Unseriöse Last-Minute-Politik

Für die letzte Landratssitzung waren eigentlich wenig spektakuläre Geschäfte traktandiert. Neben der Kenntnisnahme von einigen Berichten ging es im Wesentlichen um die Behandlung von Postulaten und Motionen, mit welchen die Landrätinnen und Landräte Inputs für die Baselbieter Politik geben können.

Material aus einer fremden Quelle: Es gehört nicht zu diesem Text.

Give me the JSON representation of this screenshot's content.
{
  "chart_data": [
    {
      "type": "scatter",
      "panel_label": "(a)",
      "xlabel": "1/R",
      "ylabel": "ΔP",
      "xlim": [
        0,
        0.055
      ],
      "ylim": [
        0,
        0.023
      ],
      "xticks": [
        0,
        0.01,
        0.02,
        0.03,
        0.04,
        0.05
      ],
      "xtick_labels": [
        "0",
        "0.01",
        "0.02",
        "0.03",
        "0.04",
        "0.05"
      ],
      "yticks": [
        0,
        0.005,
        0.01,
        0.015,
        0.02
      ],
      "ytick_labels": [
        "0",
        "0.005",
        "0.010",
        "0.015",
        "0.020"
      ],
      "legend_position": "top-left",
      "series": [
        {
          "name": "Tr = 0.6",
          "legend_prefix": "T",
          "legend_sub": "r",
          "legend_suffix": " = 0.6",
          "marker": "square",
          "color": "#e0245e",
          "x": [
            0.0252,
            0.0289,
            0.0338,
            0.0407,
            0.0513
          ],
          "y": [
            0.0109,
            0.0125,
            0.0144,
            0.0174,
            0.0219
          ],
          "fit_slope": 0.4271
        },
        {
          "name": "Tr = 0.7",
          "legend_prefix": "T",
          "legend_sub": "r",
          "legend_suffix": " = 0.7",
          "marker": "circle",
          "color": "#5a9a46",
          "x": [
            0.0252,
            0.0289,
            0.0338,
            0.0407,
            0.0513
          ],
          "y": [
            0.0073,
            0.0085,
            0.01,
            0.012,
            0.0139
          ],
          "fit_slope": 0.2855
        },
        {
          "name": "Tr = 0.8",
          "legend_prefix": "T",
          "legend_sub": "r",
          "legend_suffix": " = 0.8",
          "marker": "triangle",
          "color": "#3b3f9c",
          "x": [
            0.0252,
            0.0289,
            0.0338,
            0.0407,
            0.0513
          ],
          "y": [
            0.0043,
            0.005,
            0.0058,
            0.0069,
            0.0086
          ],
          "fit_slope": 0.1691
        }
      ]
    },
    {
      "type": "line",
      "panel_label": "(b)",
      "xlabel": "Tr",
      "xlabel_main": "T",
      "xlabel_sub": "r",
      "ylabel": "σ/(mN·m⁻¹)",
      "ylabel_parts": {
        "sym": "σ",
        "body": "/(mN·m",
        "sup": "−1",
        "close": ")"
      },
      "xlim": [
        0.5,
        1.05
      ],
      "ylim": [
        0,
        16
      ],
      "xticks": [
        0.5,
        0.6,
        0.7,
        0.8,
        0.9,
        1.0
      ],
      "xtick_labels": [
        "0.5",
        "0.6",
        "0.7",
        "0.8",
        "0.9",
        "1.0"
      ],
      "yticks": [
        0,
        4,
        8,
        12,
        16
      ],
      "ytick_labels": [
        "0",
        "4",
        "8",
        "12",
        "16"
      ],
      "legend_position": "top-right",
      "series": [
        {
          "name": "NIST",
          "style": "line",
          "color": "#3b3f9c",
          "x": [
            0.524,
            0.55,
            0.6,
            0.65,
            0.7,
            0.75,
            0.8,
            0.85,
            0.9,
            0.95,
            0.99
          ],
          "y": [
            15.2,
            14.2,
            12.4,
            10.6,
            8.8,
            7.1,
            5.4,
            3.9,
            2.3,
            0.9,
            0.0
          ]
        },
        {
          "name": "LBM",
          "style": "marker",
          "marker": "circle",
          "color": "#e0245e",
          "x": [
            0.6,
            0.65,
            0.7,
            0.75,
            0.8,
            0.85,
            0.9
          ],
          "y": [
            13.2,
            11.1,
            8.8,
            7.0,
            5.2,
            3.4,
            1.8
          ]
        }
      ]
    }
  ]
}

Mit einer Motion hatte Felix Keller von der Mitte-Fraktion den Landrat im März 2017 davon überzeugen können, dass der Regierungsrat einen Gesetzesvorschlag ausarbeiten muss, damit in Zukunft die Gemeinden den Bedarf an Parkplätzen selber regeln können. Es hat dann bis im Januar 2022 gedauert, bis der Regierungsrat einen entsprechenden Vorschlag dem Landrat zur Behandlung vorgelegt hat.

Die zuständige Bau- und Planungskommission hat an drei Sitzungen im Februar und März 2022 den Vorschlag des Regierungsrates diskutiert und noch kleinere Änderungen vorgenommen. Im geänderten § 106 des Raumplanungs- und Baugesetzes wird weiterhin der Regierungsrat beauftragt, die Minimalzahl der Parkplätze festzulegen, welche bei jedem Baugesuch eingehalten werden muss. Neu können nun aber die Gemeinden in einem Reglement bestimmen, wie viele Parkplätze realisiert werden müssen. Dies macht Sinn, da die Bedürfnisse nach Parkplätzen in Gemeinden unterschiedlich sein können. Gute ÖV-Anschlüsse führen beispielsweise zu einem geringeren Parkplatzbedarf.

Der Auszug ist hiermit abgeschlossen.